Досадуя на себя, что его не принимают всерьез, Иван Иванович забрался в свою двуколку и велел везти себя к Клавдии Петровне. Его очень беспокоило, что убийство случилось именно так, как описал Ергольский, и перед тем, как беседовать с писателем, он желал заручиться показаниями постороннего лица.
Поговорив с Бирюковой и поэтом, о чем читателю уже известно, следователь отправился к Матвею Ильичу. Последуем же и мы за ним.

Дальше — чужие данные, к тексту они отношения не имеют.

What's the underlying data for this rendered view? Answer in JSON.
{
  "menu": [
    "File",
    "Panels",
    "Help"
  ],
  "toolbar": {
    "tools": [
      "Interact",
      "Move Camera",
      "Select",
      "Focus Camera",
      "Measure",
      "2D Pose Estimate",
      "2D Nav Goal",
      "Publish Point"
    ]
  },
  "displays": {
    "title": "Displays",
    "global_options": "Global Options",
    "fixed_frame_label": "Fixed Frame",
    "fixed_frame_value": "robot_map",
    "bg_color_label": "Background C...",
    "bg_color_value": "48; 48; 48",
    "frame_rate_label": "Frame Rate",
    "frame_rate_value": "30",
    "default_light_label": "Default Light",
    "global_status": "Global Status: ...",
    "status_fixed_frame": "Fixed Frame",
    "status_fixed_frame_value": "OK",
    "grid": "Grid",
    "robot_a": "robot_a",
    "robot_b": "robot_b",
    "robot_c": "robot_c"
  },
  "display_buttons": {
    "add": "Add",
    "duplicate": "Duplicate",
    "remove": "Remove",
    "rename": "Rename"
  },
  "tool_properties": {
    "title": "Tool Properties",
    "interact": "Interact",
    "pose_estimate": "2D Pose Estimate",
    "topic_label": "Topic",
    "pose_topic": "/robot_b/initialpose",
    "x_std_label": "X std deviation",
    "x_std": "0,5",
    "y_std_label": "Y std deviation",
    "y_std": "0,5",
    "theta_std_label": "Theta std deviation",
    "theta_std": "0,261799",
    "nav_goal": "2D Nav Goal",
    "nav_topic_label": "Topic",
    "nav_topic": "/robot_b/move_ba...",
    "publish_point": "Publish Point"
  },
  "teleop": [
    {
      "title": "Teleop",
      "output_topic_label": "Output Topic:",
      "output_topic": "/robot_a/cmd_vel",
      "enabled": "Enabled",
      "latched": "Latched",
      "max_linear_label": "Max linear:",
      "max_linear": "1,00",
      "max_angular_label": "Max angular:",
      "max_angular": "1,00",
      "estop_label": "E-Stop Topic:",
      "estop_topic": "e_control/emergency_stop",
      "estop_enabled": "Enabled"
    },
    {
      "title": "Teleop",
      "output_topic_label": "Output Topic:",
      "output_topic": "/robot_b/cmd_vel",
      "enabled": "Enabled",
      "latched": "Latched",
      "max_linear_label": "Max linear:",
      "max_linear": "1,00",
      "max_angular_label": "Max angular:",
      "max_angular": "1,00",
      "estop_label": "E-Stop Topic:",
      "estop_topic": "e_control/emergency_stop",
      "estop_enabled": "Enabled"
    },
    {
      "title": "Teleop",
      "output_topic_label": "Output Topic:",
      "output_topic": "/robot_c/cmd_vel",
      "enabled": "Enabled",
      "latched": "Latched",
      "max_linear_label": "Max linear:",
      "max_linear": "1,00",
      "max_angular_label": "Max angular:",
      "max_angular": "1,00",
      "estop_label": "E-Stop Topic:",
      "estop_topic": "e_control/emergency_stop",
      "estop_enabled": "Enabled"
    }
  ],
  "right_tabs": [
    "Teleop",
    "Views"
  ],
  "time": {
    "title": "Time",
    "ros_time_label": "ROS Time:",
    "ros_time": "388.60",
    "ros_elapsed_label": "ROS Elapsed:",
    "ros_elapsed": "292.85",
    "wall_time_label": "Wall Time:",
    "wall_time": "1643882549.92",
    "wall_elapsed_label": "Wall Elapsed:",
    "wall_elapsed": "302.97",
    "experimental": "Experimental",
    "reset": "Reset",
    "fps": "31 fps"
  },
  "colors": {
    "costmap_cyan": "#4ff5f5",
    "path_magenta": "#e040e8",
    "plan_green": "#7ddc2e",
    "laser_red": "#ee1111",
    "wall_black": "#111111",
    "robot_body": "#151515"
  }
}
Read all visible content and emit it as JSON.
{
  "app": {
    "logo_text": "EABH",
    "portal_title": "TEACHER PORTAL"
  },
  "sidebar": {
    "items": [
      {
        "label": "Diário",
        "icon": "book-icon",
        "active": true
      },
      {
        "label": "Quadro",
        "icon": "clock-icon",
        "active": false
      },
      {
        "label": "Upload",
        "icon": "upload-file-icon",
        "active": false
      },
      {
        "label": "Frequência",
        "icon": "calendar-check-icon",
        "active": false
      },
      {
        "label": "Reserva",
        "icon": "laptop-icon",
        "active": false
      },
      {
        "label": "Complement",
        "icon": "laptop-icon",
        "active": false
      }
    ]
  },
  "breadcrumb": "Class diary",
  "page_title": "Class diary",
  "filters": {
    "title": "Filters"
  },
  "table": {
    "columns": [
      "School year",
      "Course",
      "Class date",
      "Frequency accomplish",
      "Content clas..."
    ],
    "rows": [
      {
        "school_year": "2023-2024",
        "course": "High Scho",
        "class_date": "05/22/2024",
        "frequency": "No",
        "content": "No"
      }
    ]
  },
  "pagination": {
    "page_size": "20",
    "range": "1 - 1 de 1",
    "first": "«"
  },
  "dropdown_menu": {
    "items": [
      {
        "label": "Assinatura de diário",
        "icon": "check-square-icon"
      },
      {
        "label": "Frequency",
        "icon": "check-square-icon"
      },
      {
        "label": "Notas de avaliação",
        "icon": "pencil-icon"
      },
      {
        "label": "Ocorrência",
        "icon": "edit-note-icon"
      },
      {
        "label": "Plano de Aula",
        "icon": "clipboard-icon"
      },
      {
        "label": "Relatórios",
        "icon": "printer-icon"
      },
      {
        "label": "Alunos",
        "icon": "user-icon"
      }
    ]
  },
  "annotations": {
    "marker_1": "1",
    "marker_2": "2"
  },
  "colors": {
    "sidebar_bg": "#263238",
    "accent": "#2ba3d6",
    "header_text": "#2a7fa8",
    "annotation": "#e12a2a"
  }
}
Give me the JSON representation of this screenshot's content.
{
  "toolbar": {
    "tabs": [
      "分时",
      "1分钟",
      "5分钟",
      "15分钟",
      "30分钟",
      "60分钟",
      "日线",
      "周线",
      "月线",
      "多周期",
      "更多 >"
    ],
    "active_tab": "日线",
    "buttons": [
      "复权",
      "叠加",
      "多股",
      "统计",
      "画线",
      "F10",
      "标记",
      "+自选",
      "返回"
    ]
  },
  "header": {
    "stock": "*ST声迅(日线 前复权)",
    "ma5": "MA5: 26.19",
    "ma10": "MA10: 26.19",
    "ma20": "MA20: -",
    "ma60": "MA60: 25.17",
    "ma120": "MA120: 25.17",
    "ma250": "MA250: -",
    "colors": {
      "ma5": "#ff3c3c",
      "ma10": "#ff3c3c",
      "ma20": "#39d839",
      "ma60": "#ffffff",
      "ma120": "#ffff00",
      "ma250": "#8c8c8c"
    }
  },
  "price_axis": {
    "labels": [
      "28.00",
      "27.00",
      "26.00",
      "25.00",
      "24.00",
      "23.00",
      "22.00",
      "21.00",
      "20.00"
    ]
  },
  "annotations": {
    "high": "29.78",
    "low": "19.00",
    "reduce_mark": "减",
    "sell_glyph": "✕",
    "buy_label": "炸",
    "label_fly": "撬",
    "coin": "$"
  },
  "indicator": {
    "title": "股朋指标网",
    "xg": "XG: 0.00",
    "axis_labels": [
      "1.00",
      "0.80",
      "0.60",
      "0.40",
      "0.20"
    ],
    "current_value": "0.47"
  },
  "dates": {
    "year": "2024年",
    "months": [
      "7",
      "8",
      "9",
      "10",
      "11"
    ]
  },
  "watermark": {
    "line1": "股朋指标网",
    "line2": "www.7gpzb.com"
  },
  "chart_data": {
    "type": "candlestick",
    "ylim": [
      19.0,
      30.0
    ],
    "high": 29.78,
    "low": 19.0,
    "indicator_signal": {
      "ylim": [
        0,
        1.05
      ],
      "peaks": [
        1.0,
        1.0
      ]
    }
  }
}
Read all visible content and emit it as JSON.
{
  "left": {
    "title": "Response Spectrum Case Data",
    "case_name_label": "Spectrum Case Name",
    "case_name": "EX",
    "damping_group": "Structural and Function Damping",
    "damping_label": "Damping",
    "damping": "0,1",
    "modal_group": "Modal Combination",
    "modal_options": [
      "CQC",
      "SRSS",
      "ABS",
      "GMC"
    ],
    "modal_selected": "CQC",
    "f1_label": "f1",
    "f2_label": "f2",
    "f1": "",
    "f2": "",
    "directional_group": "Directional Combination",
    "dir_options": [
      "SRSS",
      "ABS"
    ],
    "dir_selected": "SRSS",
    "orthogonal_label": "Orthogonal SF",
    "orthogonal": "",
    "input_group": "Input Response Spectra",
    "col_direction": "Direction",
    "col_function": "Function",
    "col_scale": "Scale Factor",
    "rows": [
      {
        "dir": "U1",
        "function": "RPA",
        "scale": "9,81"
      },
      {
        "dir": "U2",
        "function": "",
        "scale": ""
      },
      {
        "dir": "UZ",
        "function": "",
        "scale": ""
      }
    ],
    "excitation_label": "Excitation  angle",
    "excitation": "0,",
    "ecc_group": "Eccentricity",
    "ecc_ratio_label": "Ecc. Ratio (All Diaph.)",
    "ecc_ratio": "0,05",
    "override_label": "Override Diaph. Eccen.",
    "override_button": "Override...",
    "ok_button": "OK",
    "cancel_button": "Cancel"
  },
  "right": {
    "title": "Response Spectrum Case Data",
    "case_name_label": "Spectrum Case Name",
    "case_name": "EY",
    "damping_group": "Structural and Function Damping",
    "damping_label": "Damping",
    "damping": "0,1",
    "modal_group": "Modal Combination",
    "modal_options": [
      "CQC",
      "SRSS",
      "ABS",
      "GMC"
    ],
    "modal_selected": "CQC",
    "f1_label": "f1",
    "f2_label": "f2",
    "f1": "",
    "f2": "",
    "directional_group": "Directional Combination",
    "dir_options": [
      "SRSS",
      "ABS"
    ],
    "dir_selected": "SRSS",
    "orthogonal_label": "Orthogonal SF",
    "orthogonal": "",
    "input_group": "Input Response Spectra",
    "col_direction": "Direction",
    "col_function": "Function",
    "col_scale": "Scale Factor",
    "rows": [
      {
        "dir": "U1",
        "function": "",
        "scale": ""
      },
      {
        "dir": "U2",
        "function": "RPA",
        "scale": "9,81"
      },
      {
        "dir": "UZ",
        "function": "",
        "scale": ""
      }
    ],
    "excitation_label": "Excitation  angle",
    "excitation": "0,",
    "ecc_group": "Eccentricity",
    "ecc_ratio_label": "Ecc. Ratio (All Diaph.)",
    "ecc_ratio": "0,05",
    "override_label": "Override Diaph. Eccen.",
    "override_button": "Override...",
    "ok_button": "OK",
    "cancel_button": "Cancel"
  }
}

Матвей Ильич Ергольский любил вечера. Он любил облака в вышине, отсвечивающие розовым, солнце, клонящееся за горизонт; любил вечернюю прохладу, пение птиц в зарослях сирени у крыльца, зарождающиеся сумерки, в которых все лица кажутся прекрасными и таинственными, а голоса становятся мягче и нежнее. Как всякий сочинитель, он отдавал себе отчет в том, что любит в чем-то порождение своей фантазии, что бывают вечера и горькие, и унылые, и несчастливые, но их он отодвигал на задворки памяти, изгонял, чтобы они не мешали ему наслаждаться его мечтой. Сейчас он расположился в саду, под разлапистыми кленами, в удобном плетеном кресле, со всех сторон обложенном мягкими подушками; и это кресло Матвей Ильич не поменял бы на первый трон земли. По другую сторону круглого стола, накрытого кипенно-белой скатертью, в точно таком же плетеном кресле сидел Георгий Антонович Чаев и курил трубку. Отсюда, из-под кленов, было видно, как солнце уходит в закат над озером, чтобы окончательно затеряться где-то в зарослях за домом отсутствующей баронессы Корф. Чуть поодаль от мужчин, в кресле поменьше с шитьем в руках устроилась Антонина Григорьевна. Она почти не принимала участия в разговоре, поглощенная своим вышиванием, и Чаева невольно восхищало, как быстро и ловко снует иголка в ее длинных тонких пальцах. Это не то чтобы сбивало его с толку, но мешало сосредоточиться на том, что он считал главным – а главное состояло в том, чтобы заманить Ергольского в новый журнал, у которого были самые серьезные перспективы и намерения. Отчасти из-за этого Чаев и приехал к Матвею Ильичу, чтобы добиться его согласия, потому что хорошо знал своего друга и понимал, что простого приглашения письмом тут будет недостаточно.